Working against any rapid reversal of fortune is the fact that trends in morning television tend to settle in for long hauls. “Today” beat “G.M.A.” every week for a record 16 straight years before it collapsed two years ago under a rash of publicity over its removal of Ann Curry as co-host and the subsequent media flogging of Matt Lauer for his presumed role in her dismissal.
“G.M.A.,” meanwhile, has had a big ratings advantage for most weeks since September 2012. The 2013 calendar year ended with that program, which had an audience of 5,727,000, leading “Today” by an average of 708,000 viewers over all and 59,000 in the category that matters most in television news: viewers between the ages of 25 and 54.
But the ABC show’s ratings dominance has not been quite so pronounced of late. “Today” has cut its lead in the 25-54 age category, from 63,000 viewers to 18,000 in the last three months. In the final nonholiday week of 2013, “Today” even regained the top spot in the category, winning that group by 18,000 viewers.
(Among the other players, in November “CBS This Morning” was up 16 percent year to year, though it still trails the other networks by about two million viewers. On cable, “Fox and Friends” remains the leader, though at 240,000 viewers in the 25-54 group, it does not challenge the broadcasters; MSNBC’s “Morning Joe,” with 133,000 such viewers, and CNN’s “New Day,” with 100,000, are well back.)
NBC’s recent 25-54 victory dovetails well with its plans to give “Today” what it calls its “symphony promotion,” meaning a confluence of messages about the show across all 22 NBC and Comcast properties, from cable channels like USA and the Golf Channel, to mailers inside bills to Comcast cable customers.
The decision to go all out came from the NBCUniversal chief executive Stephen B. Burke, who approved the weeklong full-court promotion. (“Today” will receive a week’s worth of mass promotion on two other occasions during the year.)

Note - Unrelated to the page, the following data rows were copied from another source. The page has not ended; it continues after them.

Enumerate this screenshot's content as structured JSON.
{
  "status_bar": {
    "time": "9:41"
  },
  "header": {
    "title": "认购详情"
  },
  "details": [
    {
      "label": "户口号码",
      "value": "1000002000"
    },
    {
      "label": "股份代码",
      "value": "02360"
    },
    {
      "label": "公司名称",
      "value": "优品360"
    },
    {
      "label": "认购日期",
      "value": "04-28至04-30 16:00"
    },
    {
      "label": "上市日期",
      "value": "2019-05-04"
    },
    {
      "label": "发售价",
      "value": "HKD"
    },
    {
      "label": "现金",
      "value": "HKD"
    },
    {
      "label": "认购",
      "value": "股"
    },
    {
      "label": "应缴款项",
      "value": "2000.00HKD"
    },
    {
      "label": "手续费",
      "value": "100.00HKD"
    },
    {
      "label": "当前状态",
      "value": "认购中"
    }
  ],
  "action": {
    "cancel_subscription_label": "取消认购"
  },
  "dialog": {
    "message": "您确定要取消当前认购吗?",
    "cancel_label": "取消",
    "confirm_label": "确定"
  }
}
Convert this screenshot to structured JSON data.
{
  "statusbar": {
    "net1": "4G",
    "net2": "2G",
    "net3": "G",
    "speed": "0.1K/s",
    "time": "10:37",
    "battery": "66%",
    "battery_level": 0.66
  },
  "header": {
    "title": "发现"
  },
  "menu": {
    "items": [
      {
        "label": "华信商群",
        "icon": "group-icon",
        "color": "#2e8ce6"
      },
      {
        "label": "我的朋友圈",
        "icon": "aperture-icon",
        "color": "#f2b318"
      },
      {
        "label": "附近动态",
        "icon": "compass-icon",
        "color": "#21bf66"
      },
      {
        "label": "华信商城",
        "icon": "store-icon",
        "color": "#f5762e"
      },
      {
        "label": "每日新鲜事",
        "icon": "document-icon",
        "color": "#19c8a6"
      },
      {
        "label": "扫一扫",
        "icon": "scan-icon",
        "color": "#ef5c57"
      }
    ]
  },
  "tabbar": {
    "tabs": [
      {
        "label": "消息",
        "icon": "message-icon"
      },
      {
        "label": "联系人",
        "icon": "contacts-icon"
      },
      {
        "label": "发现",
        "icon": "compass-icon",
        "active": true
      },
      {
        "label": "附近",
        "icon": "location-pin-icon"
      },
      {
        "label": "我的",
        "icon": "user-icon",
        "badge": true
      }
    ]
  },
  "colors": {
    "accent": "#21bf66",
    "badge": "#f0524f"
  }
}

“One of the things we’re trying to do now is put a spotlight on the show because we think we’ve got something we want people to see,” Mr. Burke said. “And we think if people see it, they’ll like it. So we’re rolling out all the parts of the company to promote it.”
He said that NBCUniversal had assembled similar promotional pushes behind shows like “The Voice” and “The Sound of Music” — as well as movies like “Despicable Me 2” — with great success.
In interviews, NBC executives and the show’s chief anchors, Mr. Lauer and Savannah Guthrie, described a sense of confidence that the show was regaining its footing. That perceived turnaround — those interviewed talked of “getting the show’s mojo back” — comes after a round of extensive research for the news division and a kind of retreat for the staff that resulted in a new mission statement and the new tag line.
One key to returning to morning television’s top spot rests in recapturing what Sharon Otterman, who heads research for the news division, described as “lapsed viewers.”